Король, в летах мужчина, но ещё не старик, и королева, в дочери ему годится, но точно не дочерью, а супругой приходится, сидели на двойном троне. Короны, скипетры — всё, как полагается, одежды золотые с алмазами да изумрудами, сияние вокруг — что в драконьей сокровищнице! Менестреля приняли милостиво, речи слушали с нескрываемым интересом, песни — с удовольствием. Юноша даже подумал, что преувеличивают люди, говоря о жестокосердии короля: тот пообещал хорошую награду за песни, коли менестрель вздумает остаться ему служить, и ничуть не рассердился, когда менестрель ответил, что планирует пробыть в замке только пару дней, а потом в обратный путь пуститься.
— Хожу я по свету, песни собираю, — завёл менестрель разговор, за которым и пришёл в Нордь, — немало и ваших, северных, наслушался. Но больше всего мне услышать хочется историю о безымянном драконе. Слыхал я, что в Норди её знают.
Наступила тишина, а вернее, провисло молчание — зловещее молчание! Придворные разом бросили шептаться, потупились, не смея взглянуть на короля. А король побагровел лицом, вскочил с трона, так пережимая скипетр в кулаке, что тот хрустнул даже. Королева как полотно побледнела. Менестрель сам похолодел и побледнел: кажется, не думал, не гадал, а оно самое, «лишнее», и сболтнул, — и уже распрощался с головой… Король справился с гневом, перекинул скипетр в другую руку и осведомился (но голос у него стал ледяной, морозный, под стать лютующей зиме):
— Верно ли, что ты, бард, впервые в Норди?
Менестрель ответил согласием.
— Ну так на первый раз прощаю. А коли второй раз о том спросишь — так торчать твоей голове на колу! — сурово сказал король. — Запретная это тема, никто не смеет о том говорить. А кто смел — прахом истлел.
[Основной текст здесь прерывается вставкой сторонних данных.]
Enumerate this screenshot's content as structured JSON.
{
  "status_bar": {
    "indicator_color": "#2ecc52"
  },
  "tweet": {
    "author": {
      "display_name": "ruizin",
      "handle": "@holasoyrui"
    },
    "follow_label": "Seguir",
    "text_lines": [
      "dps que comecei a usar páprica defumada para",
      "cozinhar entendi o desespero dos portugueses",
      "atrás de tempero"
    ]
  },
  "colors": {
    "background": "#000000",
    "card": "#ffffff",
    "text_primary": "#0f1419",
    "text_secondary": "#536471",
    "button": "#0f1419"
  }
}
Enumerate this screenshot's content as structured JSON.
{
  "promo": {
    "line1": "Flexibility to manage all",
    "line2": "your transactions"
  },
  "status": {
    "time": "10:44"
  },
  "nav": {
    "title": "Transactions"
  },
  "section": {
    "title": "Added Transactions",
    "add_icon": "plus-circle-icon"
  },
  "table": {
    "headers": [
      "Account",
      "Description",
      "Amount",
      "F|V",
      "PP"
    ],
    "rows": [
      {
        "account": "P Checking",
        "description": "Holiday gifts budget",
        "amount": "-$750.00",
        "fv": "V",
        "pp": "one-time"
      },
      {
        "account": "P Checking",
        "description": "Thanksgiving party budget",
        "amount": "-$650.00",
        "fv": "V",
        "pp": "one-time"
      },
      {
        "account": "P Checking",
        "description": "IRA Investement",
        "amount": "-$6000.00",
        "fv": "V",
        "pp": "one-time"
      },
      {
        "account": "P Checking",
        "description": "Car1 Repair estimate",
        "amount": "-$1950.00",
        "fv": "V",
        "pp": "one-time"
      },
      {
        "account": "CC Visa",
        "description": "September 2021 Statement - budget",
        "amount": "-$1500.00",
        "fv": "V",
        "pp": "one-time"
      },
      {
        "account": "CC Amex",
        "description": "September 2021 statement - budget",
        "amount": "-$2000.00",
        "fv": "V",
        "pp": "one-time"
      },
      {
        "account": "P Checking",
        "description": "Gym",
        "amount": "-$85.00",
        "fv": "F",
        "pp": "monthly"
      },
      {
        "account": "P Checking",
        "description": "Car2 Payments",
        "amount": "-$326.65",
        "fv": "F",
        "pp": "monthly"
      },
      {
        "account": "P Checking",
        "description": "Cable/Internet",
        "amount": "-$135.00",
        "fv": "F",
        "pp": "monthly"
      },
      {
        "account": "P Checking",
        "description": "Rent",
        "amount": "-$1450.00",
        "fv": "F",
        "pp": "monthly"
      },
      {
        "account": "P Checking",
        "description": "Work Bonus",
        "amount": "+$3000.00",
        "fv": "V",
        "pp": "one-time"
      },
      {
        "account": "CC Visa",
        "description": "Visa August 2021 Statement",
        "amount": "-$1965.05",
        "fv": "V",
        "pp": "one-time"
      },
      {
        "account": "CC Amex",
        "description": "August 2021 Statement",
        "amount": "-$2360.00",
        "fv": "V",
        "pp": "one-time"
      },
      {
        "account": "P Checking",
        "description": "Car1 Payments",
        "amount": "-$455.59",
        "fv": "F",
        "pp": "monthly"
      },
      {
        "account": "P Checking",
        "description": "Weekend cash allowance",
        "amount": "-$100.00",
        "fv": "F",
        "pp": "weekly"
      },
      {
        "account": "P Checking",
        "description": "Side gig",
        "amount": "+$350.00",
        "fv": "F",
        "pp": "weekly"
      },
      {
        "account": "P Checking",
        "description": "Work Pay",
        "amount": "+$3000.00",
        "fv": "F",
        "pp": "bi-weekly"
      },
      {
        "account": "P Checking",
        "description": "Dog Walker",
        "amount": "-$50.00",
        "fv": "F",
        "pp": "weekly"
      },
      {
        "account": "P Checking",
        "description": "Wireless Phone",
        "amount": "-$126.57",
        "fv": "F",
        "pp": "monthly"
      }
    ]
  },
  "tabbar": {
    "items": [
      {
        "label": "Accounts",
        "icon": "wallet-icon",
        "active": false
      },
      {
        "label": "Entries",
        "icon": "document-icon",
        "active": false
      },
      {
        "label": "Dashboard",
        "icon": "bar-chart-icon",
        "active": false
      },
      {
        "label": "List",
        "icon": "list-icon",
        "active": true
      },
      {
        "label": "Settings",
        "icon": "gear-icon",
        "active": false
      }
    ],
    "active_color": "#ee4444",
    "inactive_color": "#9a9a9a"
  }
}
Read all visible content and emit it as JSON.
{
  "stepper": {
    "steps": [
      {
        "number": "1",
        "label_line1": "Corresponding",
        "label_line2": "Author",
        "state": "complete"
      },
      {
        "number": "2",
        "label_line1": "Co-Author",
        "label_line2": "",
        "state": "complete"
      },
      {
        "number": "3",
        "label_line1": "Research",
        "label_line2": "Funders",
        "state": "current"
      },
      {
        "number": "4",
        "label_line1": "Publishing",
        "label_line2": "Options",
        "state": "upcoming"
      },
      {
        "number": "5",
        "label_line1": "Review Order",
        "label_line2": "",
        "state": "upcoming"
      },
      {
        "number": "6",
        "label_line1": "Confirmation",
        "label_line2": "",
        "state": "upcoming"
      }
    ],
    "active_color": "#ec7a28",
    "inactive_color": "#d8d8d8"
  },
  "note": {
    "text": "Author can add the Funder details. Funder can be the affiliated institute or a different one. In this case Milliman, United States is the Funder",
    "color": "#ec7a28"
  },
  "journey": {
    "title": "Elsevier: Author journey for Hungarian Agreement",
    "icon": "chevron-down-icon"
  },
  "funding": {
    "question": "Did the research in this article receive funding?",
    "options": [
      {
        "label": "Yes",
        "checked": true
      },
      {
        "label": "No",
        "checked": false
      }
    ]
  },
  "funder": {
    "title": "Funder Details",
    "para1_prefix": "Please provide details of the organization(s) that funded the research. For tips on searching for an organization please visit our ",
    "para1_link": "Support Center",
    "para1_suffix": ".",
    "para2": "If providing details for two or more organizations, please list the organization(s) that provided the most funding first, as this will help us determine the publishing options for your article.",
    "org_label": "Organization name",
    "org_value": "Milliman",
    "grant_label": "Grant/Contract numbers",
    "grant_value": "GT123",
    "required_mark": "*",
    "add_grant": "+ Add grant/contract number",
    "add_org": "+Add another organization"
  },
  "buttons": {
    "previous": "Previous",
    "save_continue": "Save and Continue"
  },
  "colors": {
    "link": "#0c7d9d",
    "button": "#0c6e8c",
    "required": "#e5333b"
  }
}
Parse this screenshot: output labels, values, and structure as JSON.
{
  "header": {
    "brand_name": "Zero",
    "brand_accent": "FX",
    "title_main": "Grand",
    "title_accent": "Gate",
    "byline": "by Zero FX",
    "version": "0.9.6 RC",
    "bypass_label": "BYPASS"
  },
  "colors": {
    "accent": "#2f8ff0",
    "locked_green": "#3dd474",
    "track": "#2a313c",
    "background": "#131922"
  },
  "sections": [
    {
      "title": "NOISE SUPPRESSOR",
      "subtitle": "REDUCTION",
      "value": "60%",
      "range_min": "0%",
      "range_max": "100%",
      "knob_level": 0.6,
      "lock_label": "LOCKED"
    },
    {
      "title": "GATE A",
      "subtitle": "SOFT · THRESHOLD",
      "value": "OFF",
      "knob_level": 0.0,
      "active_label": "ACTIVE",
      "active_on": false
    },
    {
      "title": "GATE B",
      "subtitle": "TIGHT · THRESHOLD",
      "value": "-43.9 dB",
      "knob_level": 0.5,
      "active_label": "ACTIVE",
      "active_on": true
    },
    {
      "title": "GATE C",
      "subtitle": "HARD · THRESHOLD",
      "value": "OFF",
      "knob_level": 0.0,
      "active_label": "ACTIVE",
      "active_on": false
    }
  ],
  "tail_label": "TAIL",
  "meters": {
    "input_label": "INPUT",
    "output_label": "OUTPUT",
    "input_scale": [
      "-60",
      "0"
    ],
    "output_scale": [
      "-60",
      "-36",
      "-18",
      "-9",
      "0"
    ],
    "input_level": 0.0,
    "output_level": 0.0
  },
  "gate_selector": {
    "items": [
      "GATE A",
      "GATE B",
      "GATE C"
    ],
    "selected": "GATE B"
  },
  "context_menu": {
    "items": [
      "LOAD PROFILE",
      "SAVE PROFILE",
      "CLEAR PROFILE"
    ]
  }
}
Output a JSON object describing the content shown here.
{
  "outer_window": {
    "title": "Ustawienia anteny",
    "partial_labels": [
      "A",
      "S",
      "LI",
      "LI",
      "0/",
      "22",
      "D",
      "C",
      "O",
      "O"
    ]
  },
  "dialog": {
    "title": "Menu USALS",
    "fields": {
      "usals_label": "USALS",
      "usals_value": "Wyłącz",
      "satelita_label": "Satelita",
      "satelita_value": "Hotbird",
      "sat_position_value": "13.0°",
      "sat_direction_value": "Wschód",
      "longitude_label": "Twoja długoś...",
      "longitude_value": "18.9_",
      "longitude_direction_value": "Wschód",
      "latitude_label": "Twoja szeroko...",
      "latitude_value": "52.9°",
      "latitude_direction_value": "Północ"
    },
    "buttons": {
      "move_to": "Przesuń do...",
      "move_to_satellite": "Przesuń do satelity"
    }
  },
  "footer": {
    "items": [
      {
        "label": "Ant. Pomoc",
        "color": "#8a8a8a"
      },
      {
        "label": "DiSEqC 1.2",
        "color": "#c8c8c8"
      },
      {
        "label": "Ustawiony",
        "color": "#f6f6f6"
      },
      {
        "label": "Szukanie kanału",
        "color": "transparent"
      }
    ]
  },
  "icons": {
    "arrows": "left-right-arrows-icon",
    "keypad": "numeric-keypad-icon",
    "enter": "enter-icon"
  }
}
На том аудиенция и кончилась, менестреля из тронного зала выпроводили, впрочем, сказав, что жить он в замке может сколько угодно, если пожелает, и что покинуть его может в любое время, никто тому препятствий чинить не будет. Юноша к стене привалился, выдохнул с облегчением — на волоске ведь жизнь висела! — но на сердце тяжело стало: ничего-то не узнал, зря только такой путь проделал, а спрашивать — бесполезно, никто и рта не раскроет, указу королевскому повинуясь, да и не заметишь, как головы лишишься. В обратный путь, что ли, подаваться? Вспомнил менестрель Дракона, вспомнил тоску в его глазах и ядовитую, выжигающую сердце печаль и опять вздохнул.